Wednesday, January 7, 2009
At first I couldn’t understand how someone like you could like someone like me. You were perfect in every way I wasn’t. I was particularly drawn to how you were exceptionally gracious in situations where most people would be showing their true colors. You had warmth that made me want to dip my toes into what seemed like very deep waters. You were Father Christmas, Gandhi, and John Lennon rolled into one person. In short, you were a dream and I was, well, I was the anti-dream.
Naturally, I had my reservations. I kept thinking about what other people would say. I was scared they’d take one look at us and shake their heads in wonder. I worried and worried until I was too tired to muster a single thought. In the end though, I just went with my greed and allowed us to be.

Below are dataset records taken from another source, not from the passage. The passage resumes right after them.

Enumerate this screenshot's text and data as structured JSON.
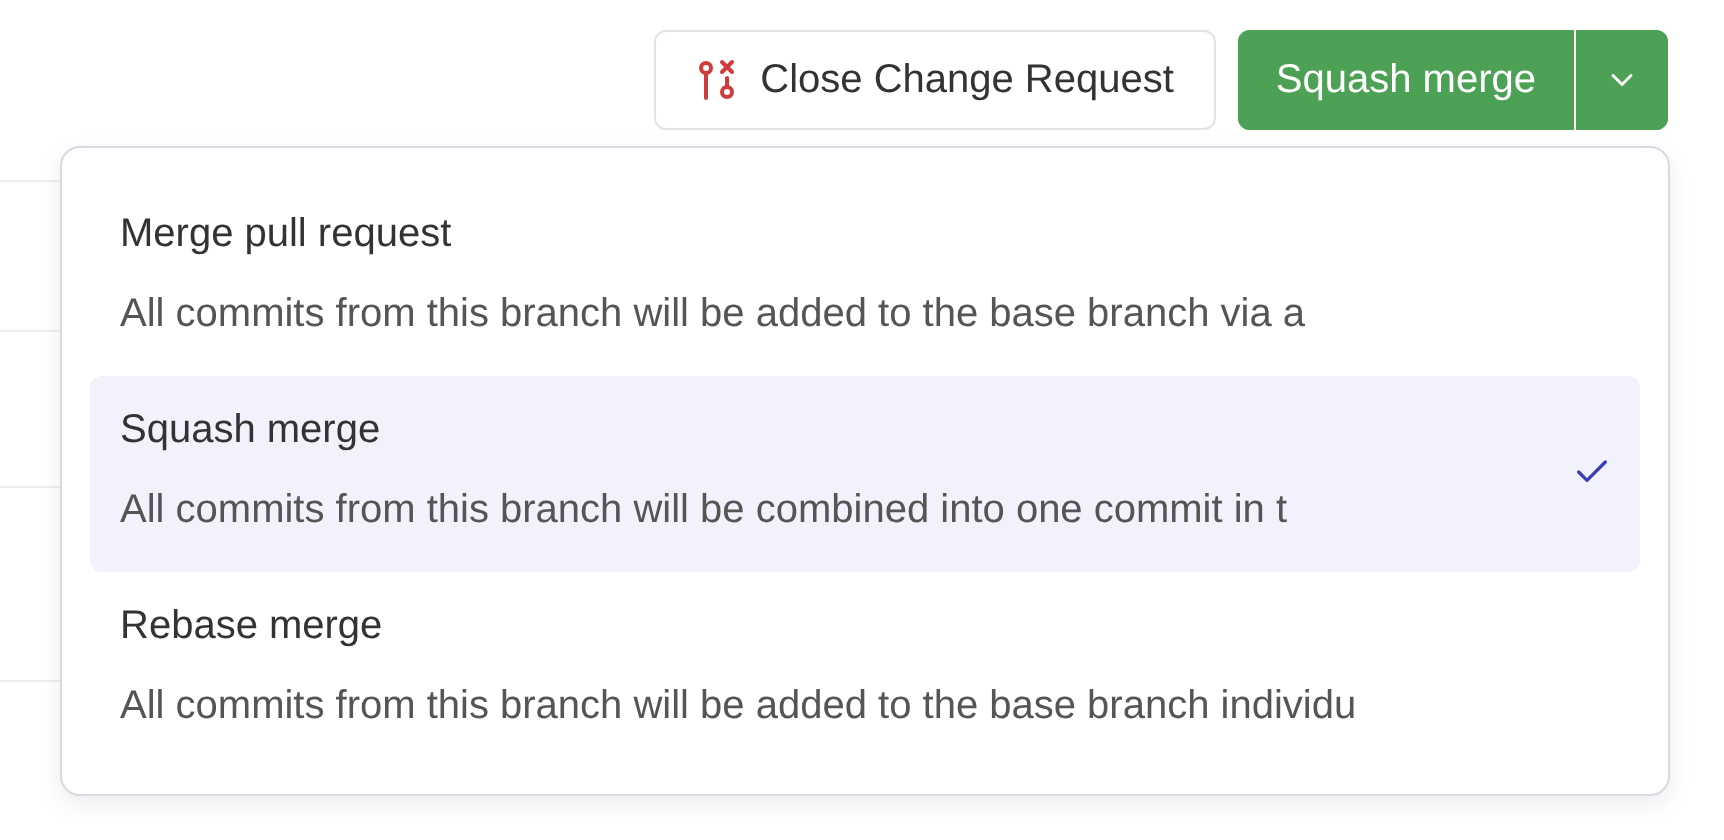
{
  "actions": {
    "close_button": "Close Change Request",
    "merge_button": "Squash merge"
  },
  "merge_menu": {
    "items": [
      {
        "title": "Merge pull request",
        "description": "All commits from this branch will be added to the base branch via a",
        "selected": false
      },
      {
        "title": "Squash merge",
        "description": "All commits from this branch will be combined into one commit in t",
        "selected": true
      },
      {
        "title": "Rebase merge",
        "description": "All commits from this branch will be added to the base branch individu",
        "selected": false
      }
    ]
  }
}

Of course, I was happy. Crazy happy. Who wouldn’t be? By then, I had resolved not to look this gift horse in the mouth. The extent of my happiness was such that had the world been torn into three pieces, I wouldn’t have noticed. It was insane. I was insane. But like I said, I was too happy to care.
Then came the day of reckoning. Actually, days of reckoning. It was Murphy’s Law. No, it was Murphy’s Extended Law. All of a sudden, you became another person. The kindness was gone. The charms I believed you possessed dissipated into thin air. You were still you, just not the you I had believed myself to be in love with. I was left thinking I had been with an impostor. “I was duped,” was the only explanation that made sense to me.
And did you take responsibility for it? No, you did not. I was broken in ways I did not know were possible. I realized now that you had it all planned from the start. In the end, it was my fault for falling into your traps.